Очередной парадокс. Помогла нам, спасла нас неудачная попытка государственного переворота. Поднятая ею волна возмущения, протеста, сопротивления, вывернутые из мостовой Красной Пресни булыжники, которые стали оружием интеллигенции, обозначили новый этап, новую фазу нашего развития. По-моему, можно говорить — со всеми оговорками, но можно говорить — о начале революции „снизу“, революции подлинно демократической.
Точнее, перед нами две революции, два революционных потока.
Первый, оставаясь на политическом уровне, можно, хотя и несколько условно, с опережением событий, назвать народно-демократическим. Отсюда — больше радикализма, определенности, меньше полумер, половинчатости, сомнительных компромиссов. Цель — реальная демократизация всей общественной жизни, полное, не урезанное осуществление прав и свобод гражданина, включая — как журналист, не могу не сказать об этом — свободу, независимость печати и не урезанную гласность.
На уровне же социально-экономическом дело идет к полному демонтажу „казарменного социализма“ и замене его не „обновленным“ социализмом („Назад к Ленину!“), а одним из вариантов неокапитализма (посткапитализма, социал-капитализма и т. п. — фантазия богата) на австрийский или шведский манер. С нашей, если ума хватит, спецификой.
Наши деды и отцы проиграли битву за „светлое будущее“. Мы отступаем с тяжелыми потерями. Рынок — лекарство очень горькое. Важно сохранять ясную голову, не поддаваться ни митинговому реву, ни вещаниям новоявленных рыночных пророков, не объявлять черным все, что именовалось белым. И наоборот.

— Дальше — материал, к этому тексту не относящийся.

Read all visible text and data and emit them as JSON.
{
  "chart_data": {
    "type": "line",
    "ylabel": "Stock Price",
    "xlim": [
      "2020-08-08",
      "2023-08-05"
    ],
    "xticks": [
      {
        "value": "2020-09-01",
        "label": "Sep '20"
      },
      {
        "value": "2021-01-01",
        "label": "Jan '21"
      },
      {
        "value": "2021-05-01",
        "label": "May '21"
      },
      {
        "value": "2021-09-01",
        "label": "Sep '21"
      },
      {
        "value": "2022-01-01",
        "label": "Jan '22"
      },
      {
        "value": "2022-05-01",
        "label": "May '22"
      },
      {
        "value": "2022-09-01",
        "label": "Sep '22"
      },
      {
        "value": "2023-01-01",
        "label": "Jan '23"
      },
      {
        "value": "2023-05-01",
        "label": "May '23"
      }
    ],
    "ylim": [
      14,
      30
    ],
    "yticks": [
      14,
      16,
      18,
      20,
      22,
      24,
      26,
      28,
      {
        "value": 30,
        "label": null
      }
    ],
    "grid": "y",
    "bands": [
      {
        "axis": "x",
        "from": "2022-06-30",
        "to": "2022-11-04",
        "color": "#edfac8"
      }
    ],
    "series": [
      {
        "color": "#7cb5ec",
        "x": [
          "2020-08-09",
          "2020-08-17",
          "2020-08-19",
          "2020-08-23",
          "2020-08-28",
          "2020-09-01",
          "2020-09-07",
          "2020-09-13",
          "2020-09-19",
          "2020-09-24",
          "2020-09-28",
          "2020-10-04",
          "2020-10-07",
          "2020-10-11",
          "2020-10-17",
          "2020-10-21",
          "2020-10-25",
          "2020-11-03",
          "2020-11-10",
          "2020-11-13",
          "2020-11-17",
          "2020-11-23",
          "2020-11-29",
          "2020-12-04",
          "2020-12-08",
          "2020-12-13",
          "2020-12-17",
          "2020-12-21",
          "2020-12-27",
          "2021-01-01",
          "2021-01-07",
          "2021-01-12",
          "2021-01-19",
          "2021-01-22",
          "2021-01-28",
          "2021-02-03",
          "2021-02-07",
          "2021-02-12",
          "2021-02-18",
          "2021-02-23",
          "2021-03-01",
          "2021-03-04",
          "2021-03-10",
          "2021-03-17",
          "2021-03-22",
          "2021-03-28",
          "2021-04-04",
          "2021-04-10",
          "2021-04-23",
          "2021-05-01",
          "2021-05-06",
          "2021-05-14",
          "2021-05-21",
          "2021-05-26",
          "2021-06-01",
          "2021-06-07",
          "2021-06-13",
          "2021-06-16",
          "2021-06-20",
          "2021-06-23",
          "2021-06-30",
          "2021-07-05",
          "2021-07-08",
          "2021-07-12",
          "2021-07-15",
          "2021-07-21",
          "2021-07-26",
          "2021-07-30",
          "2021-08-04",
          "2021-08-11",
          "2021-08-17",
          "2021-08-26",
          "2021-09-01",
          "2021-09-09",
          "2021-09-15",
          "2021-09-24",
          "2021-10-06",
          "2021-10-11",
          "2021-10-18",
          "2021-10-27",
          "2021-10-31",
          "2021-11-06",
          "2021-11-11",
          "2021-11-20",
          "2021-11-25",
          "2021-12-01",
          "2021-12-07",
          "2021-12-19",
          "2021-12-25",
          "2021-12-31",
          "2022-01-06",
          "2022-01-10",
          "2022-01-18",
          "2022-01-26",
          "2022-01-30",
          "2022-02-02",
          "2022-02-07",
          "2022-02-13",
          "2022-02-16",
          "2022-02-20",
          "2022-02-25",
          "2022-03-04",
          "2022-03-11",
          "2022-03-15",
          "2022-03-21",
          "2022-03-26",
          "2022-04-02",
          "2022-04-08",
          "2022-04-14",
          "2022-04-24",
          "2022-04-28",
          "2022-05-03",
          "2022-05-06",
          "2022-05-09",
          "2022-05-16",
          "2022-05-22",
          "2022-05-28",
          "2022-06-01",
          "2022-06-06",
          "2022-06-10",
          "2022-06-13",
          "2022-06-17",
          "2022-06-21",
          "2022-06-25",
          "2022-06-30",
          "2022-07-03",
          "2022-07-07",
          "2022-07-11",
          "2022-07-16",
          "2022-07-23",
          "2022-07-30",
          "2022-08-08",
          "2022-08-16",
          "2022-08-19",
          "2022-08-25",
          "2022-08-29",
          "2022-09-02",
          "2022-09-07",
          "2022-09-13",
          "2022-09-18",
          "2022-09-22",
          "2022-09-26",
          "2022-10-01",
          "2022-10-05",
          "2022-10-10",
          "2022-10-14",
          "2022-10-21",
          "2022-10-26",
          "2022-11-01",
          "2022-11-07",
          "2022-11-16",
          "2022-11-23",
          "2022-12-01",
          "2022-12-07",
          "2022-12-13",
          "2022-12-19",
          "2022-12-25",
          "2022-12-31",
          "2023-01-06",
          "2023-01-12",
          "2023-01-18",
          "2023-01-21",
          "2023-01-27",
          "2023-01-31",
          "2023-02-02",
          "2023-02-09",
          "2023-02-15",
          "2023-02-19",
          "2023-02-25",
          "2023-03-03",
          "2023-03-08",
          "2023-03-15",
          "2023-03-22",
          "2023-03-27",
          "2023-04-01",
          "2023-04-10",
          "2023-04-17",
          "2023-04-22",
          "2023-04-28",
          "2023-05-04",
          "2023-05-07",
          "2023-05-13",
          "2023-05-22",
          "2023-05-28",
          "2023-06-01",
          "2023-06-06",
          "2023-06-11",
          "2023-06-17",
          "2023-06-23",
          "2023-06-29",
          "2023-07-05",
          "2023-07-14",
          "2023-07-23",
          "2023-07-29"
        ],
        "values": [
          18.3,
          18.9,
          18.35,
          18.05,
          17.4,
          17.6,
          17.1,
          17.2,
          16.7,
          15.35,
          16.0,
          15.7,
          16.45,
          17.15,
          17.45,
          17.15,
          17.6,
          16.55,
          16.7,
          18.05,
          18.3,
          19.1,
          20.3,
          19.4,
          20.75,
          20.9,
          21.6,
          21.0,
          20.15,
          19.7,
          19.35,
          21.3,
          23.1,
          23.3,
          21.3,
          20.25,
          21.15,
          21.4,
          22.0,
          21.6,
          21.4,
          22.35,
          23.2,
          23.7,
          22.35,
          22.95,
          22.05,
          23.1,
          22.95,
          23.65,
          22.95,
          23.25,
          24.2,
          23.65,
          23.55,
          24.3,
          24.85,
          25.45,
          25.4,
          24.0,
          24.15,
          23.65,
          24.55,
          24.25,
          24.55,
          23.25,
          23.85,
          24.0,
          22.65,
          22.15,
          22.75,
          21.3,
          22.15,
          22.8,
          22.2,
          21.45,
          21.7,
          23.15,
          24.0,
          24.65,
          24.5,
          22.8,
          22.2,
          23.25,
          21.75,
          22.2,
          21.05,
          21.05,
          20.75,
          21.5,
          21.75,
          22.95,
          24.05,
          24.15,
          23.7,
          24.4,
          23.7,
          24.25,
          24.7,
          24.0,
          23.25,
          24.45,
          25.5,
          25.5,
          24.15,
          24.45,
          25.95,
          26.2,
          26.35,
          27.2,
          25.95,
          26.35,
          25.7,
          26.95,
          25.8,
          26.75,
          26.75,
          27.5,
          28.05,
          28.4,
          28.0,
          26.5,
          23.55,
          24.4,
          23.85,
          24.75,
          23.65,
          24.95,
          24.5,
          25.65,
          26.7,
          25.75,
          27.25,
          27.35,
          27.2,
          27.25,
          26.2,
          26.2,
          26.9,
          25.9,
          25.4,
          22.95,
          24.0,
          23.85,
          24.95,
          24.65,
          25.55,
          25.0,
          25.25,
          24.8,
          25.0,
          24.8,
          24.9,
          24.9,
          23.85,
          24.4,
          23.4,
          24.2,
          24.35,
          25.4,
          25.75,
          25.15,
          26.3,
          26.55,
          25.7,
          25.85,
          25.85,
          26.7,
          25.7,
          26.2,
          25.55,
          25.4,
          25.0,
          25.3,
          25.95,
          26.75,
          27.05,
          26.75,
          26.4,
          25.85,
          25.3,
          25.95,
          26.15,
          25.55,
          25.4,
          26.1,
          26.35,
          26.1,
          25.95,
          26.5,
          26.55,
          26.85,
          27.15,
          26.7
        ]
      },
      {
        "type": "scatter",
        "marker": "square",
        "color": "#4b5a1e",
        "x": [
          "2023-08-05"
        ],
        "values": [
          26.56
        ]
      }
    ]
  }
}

Мы, повторяю, отступаем, но разложение монопольной государственной партии, КПСС, вовсе не означает, на мой взгляд, что в становящемся обществе, в рамках многопартийности и плюрализма не останется места людям и партиям, исповедующим социалистический выбор, верящим в коммунистический идеал. Будущая история — это свободный выбор наших детей и внуков.
Вторую линию, второй революционный поток можно рассматривать как национал-демократическую революцию, как окончательный и бесповоротный распад последней мировой империи. Буквально за несколько дней была обнажена вся искусственность, вся традиционность тех конструкций, на которых держался новоогаревский проект Союзного договора. За исходную платформу любых возможных взаимоотношений принята неурезанная, полная — в смысле международного публичного права, — так сказать, осязаемая независимость каждой республики (государства).
Этот взрывной процесс, прорвавший, если использовать выражение моего коллеги О. Лациса, „тупость векового имперского сознания“, имеет разную природу. Нельзя исключать, что в ряде случаев независимость будет использоваться как заслон против „экспорта демократии“, как средство сохранения „национал-коммунистических“, деспотических режимов. В целом же приходится констатировать, что формула „9 плюс 1“ утратила смысл. Центр, в привычном понимании этого слова, находится в процессе дезинтеграции. То есть „единицу“ — при угрюмом молчании некоторых рэсэфэсээровских политиков — приходится заменить „нулем“. Что касается левой части новоогоревской формулы, то ее целесообразно заменить „иксом“, ибо пока нет ясности, кто захочет занять место в новом, еще не существующем государстве. Итак, „Х плюс 0“ — таков вывод, к которому пришел (или — был приведен) 5 сентября Съезд народных депутатов СССР.
Начался переходный период. Куда, к чему он приведет — никто не знает. Объективно развал Союза ССР не принесет выгоды никому, ни внутри Союза, ни вне его. Но субъективно картина иная. В обозримом будущем центробежные тенденции явно перевесят центростремительные. Увеличится количество членов ООН. Теоретически (если каждое новое государство установит дипломатические отношения с остальными 150) появится более двух тысяч новых послов. Все это, несомненно, впечатляет. Однако в перспективе геополитика и экономика могут несколько изменить число степеней свободы и удельный вес указанных тенденций. Не исключено, что место СССР в конечном счете займет Евразийское содружество наций.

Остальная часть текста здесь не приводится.